Location: Mesa, Arizona, United States

Who are we? We're a married couple who has a passion for politics and current events. That's what this site is about. If you read us, you know what we stand for.

Friday, February 20, 2009

Netanyahu gets the nod

Since the Israeli elections people have been wondering who will be the new prime minister. Kadima won more seats in the Knesset than Likud did, but Shimon Peres has tapped Netanyahu to form the coalition government:

After the failure of his last-ditch effort to muster Kadima leader Tzipi Livni's support for a unity government on Friday, President Shimon Peres formally entrusted Likud chairman Binyamin Netanyahu with the task of building a coalition.

Netanyahu arrived as Beit Hanassi on Friday afternoon and received the president's official letter of appointment.

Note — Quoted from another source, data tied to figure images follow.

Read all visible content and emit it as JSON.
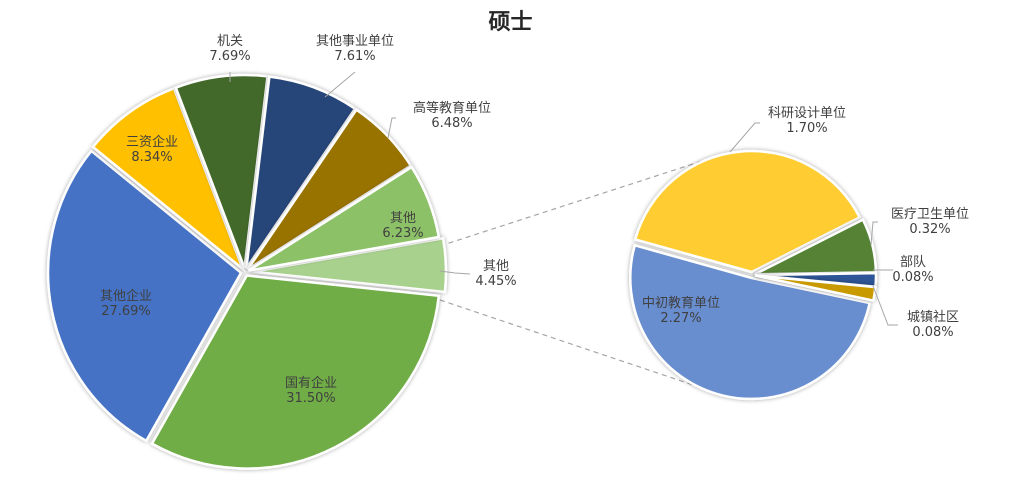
{
  "chart_data": {
    "type": "pie",
    "subtype": "pie-of-pie",
    "title": "硕士",
    "main_pie": {
      "slices": [
        {
          "label": "其他",
          "value": 4.45,
          "display": "4.45%",
          "color": "#A9D18E",
          "exploded": true
        },
        {
          "label": "国有企业",
          "value": 31.5,
          "display": "31.50%",
          "color": "#70AD47"
        },
        {
          "label": "其他企业",
          "value": 27.69,
          "display": "27.69%",
          "color": "#4472C4"
        },
        {
          "label": "三资企业",
          "value": 8.34,
          "display": "8.34%",
          "color": "#FFC000"
        },
        {
          "label": "机关",
          "value": 7.69,
          "display": "7.69%",
          "color": "#43682B"
        },
        {
          "label": "其他事业单位",
          "value": 7.61,
          "display": "7.61%",
          "color": "#264478"
        },
        {
          "label": "高等教育单位",
          "value": 6.48,
          "display": "6.48%",
          "color": "#997300"
        },
        {
          "label": "其他",
          "value": 6.23,
          "display": "6.23%",
          "color": "#8CC168"
        }
      ]
    },
    "secondary_pie": {
      "breaks_down": "其他 4.45%",
      "slices": [
        {
          "label": "中初教育单位",
          "value": 2.27,
          "display": "2.27%",
          "color": "#698ED0"
        },
        {
          "label": "科研设计单位",
          "value": 1.7,
          "display": "1.70%",
          "color": "#FFCD33"
        },
        {
          "label": "医疗卫生单位",
          "value": 0.32,
          "display": "0.32%",
          "color": "#548235"
        },
        {
          "label": "部队",
          "value": 0.08,
          "display": "0.08%",
          "color": "#2F5597"
        },
        {
          "label": "城镇社区",
          "value": 0.08,
          "display": "0.08%",
          "color": "#C99A06"
        }
      ]
    },
    "legend": "none (data labels on slices)"
  }
}
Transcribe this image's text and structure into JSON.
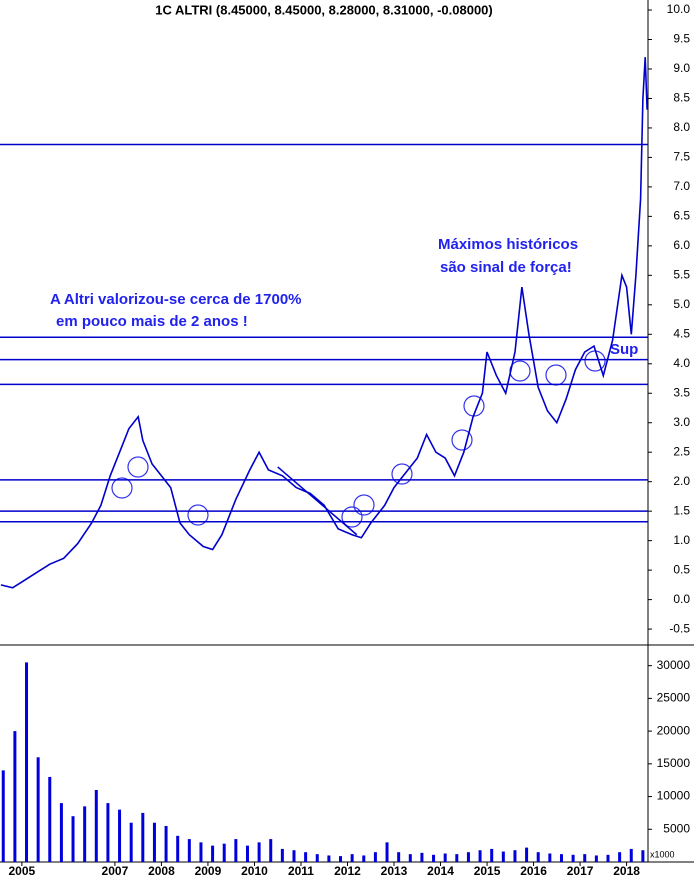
{
  "chart_data": [
    {
      "type": "line",
      "title": "1C ALTRI (8.45000, 8.45000, 8.28000, 8.31000, -0.08000)",
      "color": "#0000cc",
      "x": [
        2004.55,
        2004.8,
        2005.0,
        2005.3,
        2005.6,
        2005.9,
        2006.2,
        2006.5,
        2006.7,
        2006.9,
        2007.1,
        2007.3,
        2007.5,
        2007.6,
        2007.8,
        2008.0,
        2008.2,
        2008.4,
        2008.6,
        2008.9,
        2009.1,
        2009.3,
        2009.6,
        2009.9,
        2010.1,
        2010.3,
        2010.6,
        2010.9,
        2011.2,
        2011.5,
        2011.8,
        2012.1,
        2012.3,
        2012.5,
        2012.8,
        2013.0,
        2013.2,
        2013.5,
        2013.7,
        2013.9,
        2014.1,
        2014.3,
        2014.5,
        2014.7,
        2014.9,
        2015.0,
        2015.2,
        2015.4,
        2015.6,
        2015.75,
        2015.9,
        2016.1,
        2016.3,
        2016.5,
        2016.7,
        2016.9,
        2017.1,
        2017.3,
        2017.5,
        2017.7,
        2017.9,
        2018.0,
        2018.1,
        2018.2,
        2018.3,
        2018.35,
        2018.4,
        2018.44
      ],
      "values": [
        0.25,
        0.2,
        0.3,
        0.45,
        0.6,
        0.7,
        0.95,
        1.3,
        1.6,
        2.1,
        2.5,
        2.9,
        3.1,
        2.7,
        2.3,
        2.1,
        1.9,
        1.3,
        1.1,
        0.9,
        0.85,
        1.1,
        1.7,
        2.2,
        2.5,
        2.2,
        2.1,
        1.9,
        1.8,
        1.6,
        1.2,
        1.1,
        1.05,
        1.3,
        1.6,
        1.9,
        2.1,
        2.4,
        2.8,
        2.5,
        2.4,
        2.1,
        2.5,
        3.1,
        3.5,
        4.2,
        3.8,
        3.5,
        4.2,
        5.3,
        4.5,
        3.6,
        3.2,
        3.0,
        3.4,
        3.9,
        4.2,
        4.3,
        3.8,
        4.4,
        5.5,
        5.3,
        4.5,
        5.5,
        6.8,
        8.5,
        9.2,
        8.31
      ],
      "xlim": [
        2004.53,
        2018.46
      ],
      "ylim": [
        -0.77,
        10.17
      ],
      "yticks": [
        {
          "value": 10,
          "label": "10.0"
        },
        9.5,
        {
          "value": 9,
          "label": "9.0"
        },
        8.5,
        {
          "value": 8,
          "label": "8.0"
        },
        7.5,
        {
          "value": 7,
          "label": "7.0"
        },
        6.5,
        {
          "value": 6,
          "label": "6.0"
        },
        5.5,
        {
          "value": 5,
          "label": "5.0"
        },
        4.5,
        {
          "value": 4,
          "label": "4.0"
        },
        3.5,
        {
          "value": 3,
          "label": "3.0"
        },
        2.5,
        {
          "value": 2,
          "label": "2.0"
        },
        1.5,
        {
          "value": 1,
          "label": "1.0"
        },
        0.5,
        {
          "value": 0,
          "label": "0.0"
        },
        -0.5
      ],
      "hlines": [
        7.72,
        4.45,
        4.07,
        3.65,
        2.03,
        1.5,
        1.32
      ],
      "trendline": {
        "x": [
          2010.5,
          2012.2
        ],
        "values": [
          2.25,
          1.1
        ]
      },
      "annotations": [
        "A Altri valorizou-se cerca de 1700%",
        "em pouco mais de 2 anos !",
        "Máximos históricos",
        "são sinal de força!",
        "Sup"
      ]
    },
    {
      "type": "bar",
      "color": "#0000dd",
      "x": [
        2004.6,
        2004.85,
        2005.1,
        2005.35,
        2005.6,
        2005.85,
        2006.1,
        2006.35,
        2006.6,
        2006.85,
        2007.1,
        2007.35,
        2007.6,
        2007.85,
        2008.1,
        2008.35,
        2008.6,
        2008.85,
        2009.1,
        2009.35,
        2009.6,
        2009.85,
        2010.1,
        2010.35,
        2010.6,
        2010.85,
        2011.1,
        2011.35,
        2011.6,
        2011.85,
        2012.1,
        2012.35,
        2012.6,
        2012.85,
        2013.1,
        2013.35,
        2013.6,
        2013.85,
        2014.1,
        2014.35,
        2014.6,
        2014.85,
        2015.1,
        2015.35,
        2015.6,
        2015.85,
        2016.1,
        2016.35,
        2016.6,
        2016.85,
        2017.1,
        2017.35,
        2017.6,
        2017.85,
        2018.1,
        2018.35
      ],
      "values": [
        14000,
        20000,
        30500,
        16000,
        13000,
        9000,
        7000,
        8500,
        11000,
        9000,
        8000,
        6000,
        7500,
        6000,
        5500,
        4000,
        3500,
        3000,
        2500,
        2800,
        3500,
        2500,
        3000,
        3500,
        2000,
        1800,
        1500,
        1200,
        1000,
        900,
        1200,
        1000,
        1500,
        3000,
        1500,
        1200,
        1400,
        1100,
        1300,
        1200,
        1500,
        1800,
        2000,
        1600,
        1800,
        2200,
        1500,
        1300,
        1200,
        1100,
        1200,
        1000,
        1100,
        1500,
        2000,
        1800
      ],
      "xlim": [
        2004.53,
        2018.46
      ],
      "ylim": [
        0,
        32700
      ],
      "yticks": [
        5000,
        10000,
        15000,
        20000,
        25000,
        30000
      ],
      "xticks": [
        2005,
        2007,
        2008,
        2009,
        2010,
        2011,
        2012,
        2013,
        2014,
        2015,
        2016,
        2017,
        2018
      ],
      "unit_label": "x1000"
    }
  ]
}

Earlier, after emerging from a meeting with Peres, Livni announced that she had no intention of joining a broad coalition under Netanyahu, despite the Likud chairman's assertion that he was willing to "go to great lengths" in order to induce Kadima to join his government.

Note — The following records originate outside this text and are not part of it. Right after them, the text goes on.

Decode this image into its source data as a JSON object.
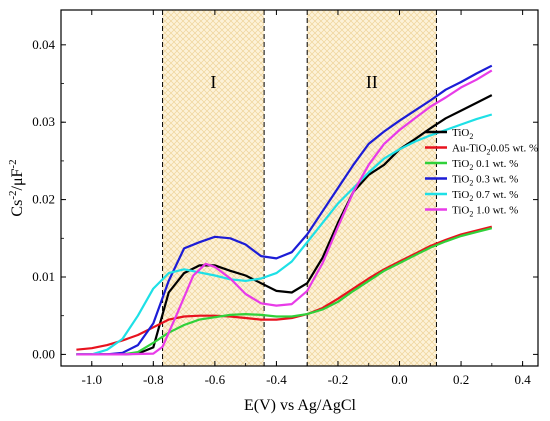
{
  "chart_data": {
    "type": "line",
    "xlabel": "E(V) vs Ag/AgCl",
    "ylabel": "Cs⁻²/μF⁻²",
    "xlim": [
      -1.1,
      0.45
    ],
    "ylim": [
      -0.0015,
      0.0445
    ],
    "x_ticks": [
      -1.0,
      -0.8,
      -0.6,
      -0.4,
      -0.2,
      0.0,
      0.2,
      0.4
    ],
    "x_tick_labels": [
      "-1.0",
      "-0.8",
      "-0.6",
      "-0.4",
      "-0.2",
      "0.0",
      "0.2",
      "0.4"
    ],
    "y_ticks": [
      0.0,
      0.01,
      0.02,
      0.03,
      0.04
    ],
    "y_tick_labels": [
      "0.00",
      "0.01",
      "0.02",
      "0.03",
      "0.04"
    ],
    "grid": false,
    "legend_position": "right",
    "regions": [
      {
        "label": "I",
        "x_start": -0.77,
        "x_end": -0.44,
        "fill": "#fdf1d5",
        "hatch": "#f0d9a3"
      },
      {
        "label": "II",
        "x_start": -0.3,
        "x_end": 0.12,
        "fill": "#fdf1d5",
        "hatch": "#f0d9a3"
      }
    ],
    "series": [
      {
        "name_main": "TiO",
        "name_sub": "2",
        "name_tail": "",
        "color": "#000000",
        "points": [
          [
            -1.05,
            0.0
          ],
          [
            -0.95,
            0.0
          ],
          [
            -0.9,
            0.0
          ],
          [
            -0.85,
            0.0001
          ],
          [
            -0.8,
            0.0009
          ],
          [
            -0.75,
            0.008
          ],
          [
            -0.7,
            0.0105
          ],
          [
            -0.65,
            0.0115
          ],
          [
            -0.6,
            0.0115
          ],
          [
            -0.55,
            0.0108
          ],
          [
            -0.5,
            0.0102
          ],
          [
            -0.45,
            0.0092
          ],
          [
            -0.4,
            0.0082
          ],
          [
            -0.35,
            0.008
          ],
          [
            -0.3,
            0.0092
          ],
          [
            -0.25,
            0.0125
          ],
          [
            -0.2,
            0.017
          ],
          [
            -0.15,
            0.021
          ],
          [
            -0.1,
            0.0232
          ],
          [
            -0.05,
            0.0245
          ],
          [
            0.0,
            0.0265
          ],
          [
            0.05,
            0.0278
          ],
          [
            0.1,
            0.0292
          ],
          [
            0.15,
            0.0305
          ],
          [
            0.2,
            0.0315
          ],
          [
            0.25,
            0.0325
          ],
          [
            0.3,
            0.0335
          ]
        ]
      },
      {
        "name_main": "Au-TiO",
        "name_sub": "2",
        "name_tail": "0.05 wt. %",
        "color": "#e8121e",
        "points": [
          [
            -1.05,
            0.0006
          ],
          [
            -1.0,
            0.0008
          ],
          [
            -0.95,
            0.0012
          ],
          [
            -0.9,
            0.0018
          ],
          [
            -0.85,
            0.0025
          ],
          [
            -0.8,
            0.0035
          ],
          [
            -0.75,
            0.0045
          ],
          [
            -0.7,
            0.0049
          ],
          [
            -0.65,
            0.005
          ],
          [
            -0.6,
            0.005
          ],
          [
            -0.55,
            0.0049
          ],
          [
            -0.5,
            0.0047
          ],
          [
            -0.45,
            0.0045
          ],
          [
            -0.4,
            0.0045
          ],
          [
            -0.35,
            0.0047
          ],
          [
            -0.3,
            0.0052
          ],
          [
            -0.25,
            0.006
          ],
          [
            -0.2,
            0.0072
          ],
          [
            -0.15,
            0.0085
          ],
          [
            -0.1,
            0.0098
          ],
          [
            -0.05,
            0.011
          ],
          [
            0.0,
            0.012
          ],
          [
            0.05,
            0.013
          ],
          [
            0.1,
            0.014
          ],
          [
            0.15,
            0.0148
          ],
          [
            0.2,
            0.0155
          ],
          [
            0.25,
            0.016
          ],
          [
            0.3,
            0.0165
          ]
        ]
      },
      {
        "name_main": "TiO",
        "name_sub": "2",
        "name_tail": " 0.1 wt. %",
        "color": "#30d13a",
        "points": [
          [
            -1.05,
            0.0
          ],
          [
            -0.9,
            0.0
          ],
          [
            -0.85,
            0.0003
          ],
          [
            -0.8,
            0.0015
          ],
          [
            -0.75,
            0.0028
          ],
          [
            -0.7,
            0.0038
          ],
          [
            -0.65,
            0.0045
          ],
          [
            -0.6,
            0.0048
          ],
          [
            -0.55,
            0.0051
          ],
          [
            -0.5,
            0.0052
          ],
          [
            -0.45,
            0.0051
          ],
          [
            -0.4,
            0.0049
          ],
          [
            -0.35,
            0.0049
          ],
          [
            -0.3,
            0.0052
          ],
          [
            -0.25,
            0.0058
          ],
          [
            -0.2,
            0.0068
          ],
          [
            -0.15,
            0.0082
          ],
          [
            -0.1,
            0.0095
          ],
          [
            -0.05,
            0.0108
          ],
          [
            0.0,
            0.0118
          ],
          [
            0.05,
            0.0128
          ],
          [
            0.1,
            0.0138
          ],
          [
            0.15,
            0.0146
          ],
          [
            0.2,
            0.0153
          ],
          [
            0.25,
            0.0158
          ],
          [
            0.3,
            0.0163
          ]
        ]
      },
      {
        "name_main": "TiO",
        "name_sub": "2",
        "name_tail": " 0.3 wt. %",
        "color": "#1c1cd6",
        "points": [
          [
            -1.05,
            0.0
          ],
          [
            -0.95,
            0.0
          ],
          [
            -0.9,
            0.0002
          ],
          [
            -0.85,
            0.0012
          ],
          [
            -0.8,
            0.004
          ],
          [
            -0.75,
            0.0095
          ],
          [
            -0.7,
            0.0137
          ],
          [
            -0.65,
            0.0145
          ],
          [
            -0.6,
            0.0152
          ],
          [
            -0.55,
            0.015
          ],
          [
            -0.5,
            0.0142
          ],
          [
            -0.45,
            0.0127
          ],
          [
            -0.4,
            0.0124
          ],
          [
            -0.35,
            0.0132
          ],
          [
            -0.3,
            0.0155
          ],
          [
            -0.25,
            0.0185
          ],
          [
            -0.2,
            0.0215
          ],
          [
            -0.15,
            0.0245
          ],
          [
            -0.1,
            0.0272
          ],
          [
            -0.05,
            0.0288
          ],
          [
            0.0,
            0.0302
          ],
          [
            0.05,
            0.0315
          ],
          [
            0.1,
            0.0328
          ],
          [
            0.15,
            0.0342
          ],
          [
            0.2,
            0.0352
          ],
          [
            0.25,
            0.0363
          ],
          [
            0.3,
            0.0373
          ]
        ]
      },
      {
        "name_main": "TiO",
        "name_sub": "2",
        "name_tail": " 0.7 wt. %",
        "color": "#1ee0e6",
        "points": [
          [
            -1.05,
            0.0
          ],
          [
            -1.0,
            0.0
          ],
          [
            -0.95,
            0.0006
          ],
          [
            -0.9,
            0.002
          ],
          [
            -0.85,
            0.005
          ],
          [
            -0.8,
            0.0085
          ],
          [
            -0.75,
            0.0105
          ],
          [
            -0.7,
            0.011
          ],
          [
            -0.65,
            0.0106
          ],
          [
            -0.6,
            0.0102
          ],
          [
            -0.55,
            0.0097
          ],
          [
            -0.5,
            0.0095
          ],
          [
            -0.45,
            0.0098
          ],
          [
            -0.4,
            0.0105
          ],
          [
            -0.35,
            0.012
          ],
          [
            -0.3,
            0.0145
          ],
          [
            -0.25,
            0.017
          ],
          [
            -0.2,
            0.0195
          ],
          [
            -0.15,
            0.0215
          ],
          [
            -0.1,
            0.0235
          ],
          [
            -0.05,
            0.0253
          ],
          [
            0.0,
            0.0265
          ],
          [
            0.05,
            0.0275
          ],
          [
            0.1,
            0.0283
          ],
          [
            0.15,
            0.029
          ],
          [
            0.2,
            0.0297
          ],
          [
            0.25,
            0.0304
          ],
          [
            0.3,
            0.031
          ]
        ]
      },
      {
        "name_main": "TiO",
        "name_sub": "2",
        "name_tail": " 1.0 wt. %",
        "color": "#e83be8",
        "points": [
          [
            -1.05,
            0.0
          ],
          [
            -0.9,
            0.0
          ],
          [
            -0.8,
            0.0001
          ],
          [
            -0.77,
            0.001
          ],
          [
            -0.72,
            0.0055
          ],
          [
            -0.67,
            0.0102
          ],
          [
            -0.63,
            0.0117
          ],
          [
            -0.6,
            0.0113
          ],
          [
            -0.55,
            0.0098
          ],
          [
            -0.5,
            0.0078
          ],
          [
            -0.45,
            0.0066
          ],
          [
            -0.4,
            0.0063
          ],
          [
            -0.35,
            0.0065
          ],
          [
            -0.3,
            0.0082
          ],
          [
            -0.25,
            0.0118
          ],
          [
            -0.2,
            0.0165
          ],
          [
            -0.15,
            0.021
          ],
          [
            -0.1,
            0.0245
          ],
          [
            -0.05,
            0.0272
          ],
          [
            0.0,
            0.029
          ],
          [
            0.05,
            0.0305
          ],
          [
            0.1,
            0.032
          ],
          [
            0.15,
            0.0332
          ],
          [
            0.2,
            0.0345
          ],
          [
            0.25,
            0.0355
          ],
          [
            0.3,
            0.0367
          ]
        ]
      }
    ]
  }
}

"For decades we have not withstood so many challenges at the same time. To face up to these challenges we need to join hands and unite all the forces within the people. I call on all parties, those who recommended me and those who didn't. I turn to [Kadima leader Tzipi] Livni and to [Labor leader Ehud] Barak - let us join hands and pledge for the future of Israel. I hope to meet with you first and discuss a wide unity government."

"It appears that the coalition which has been formed in recent days lacks diplomatic vision," Livni said after the meeting. The Kadima leader rejected the president's plea that she reconsider joining a coalition comprised of the three largest parties - Kadima, Likud and Israeli Beiteinu - and asserted that a "broad coalition is worthless if it is not governed by values."

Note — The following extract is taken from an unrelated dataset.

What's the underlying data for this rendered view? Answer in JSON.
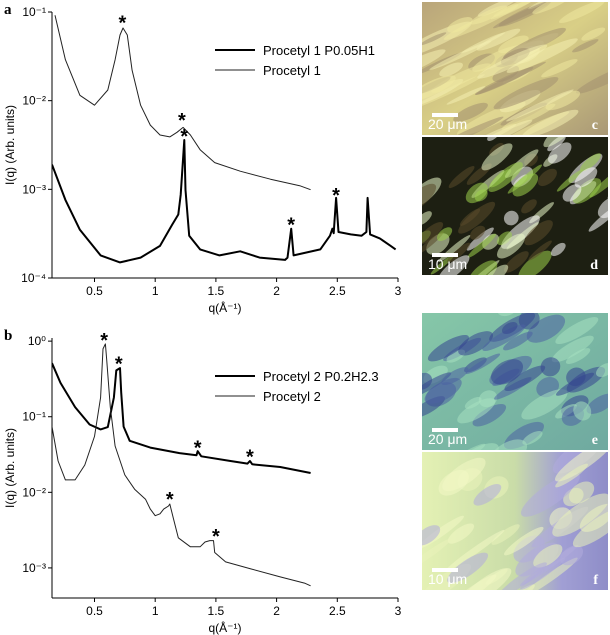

Netanyahu, who met with Peres shortly before Livni, said that Kadima would be the first party he turns to after receiving the nod from Peres. "I am willing to go to great lengths in the negotiations needed to establish such a government," the Likud leader said after his meeting with Peres, echoing assessments that he would be willing to give Kadima several senior portfolios in his cabinet.

This does not bode well for Israel. Netanyahu needs to prove to Livni that he won't be an extreme, right-wing prime minister. Netanyahu is correct in the fact that there must be unity in Israel right now. They are facing difficult times ahead, and they can ill afford division. For Livni, no one is asking her to throw her ideology out the window. What's being asked is that she support Netanyahu. He is, in our opinion, the person that is needed right now in Israel.

With Iran on the horizon, Hamas and Hezbollah still wishing for Israeli blood, and a president over here that seems more than willing to sit down with Israel's enemies rather than helping Israel deal with them decisively, Israel is living in very dangerous times. Peres might want to have a sit down with Livni and Netanyahu, and hammer out a deal.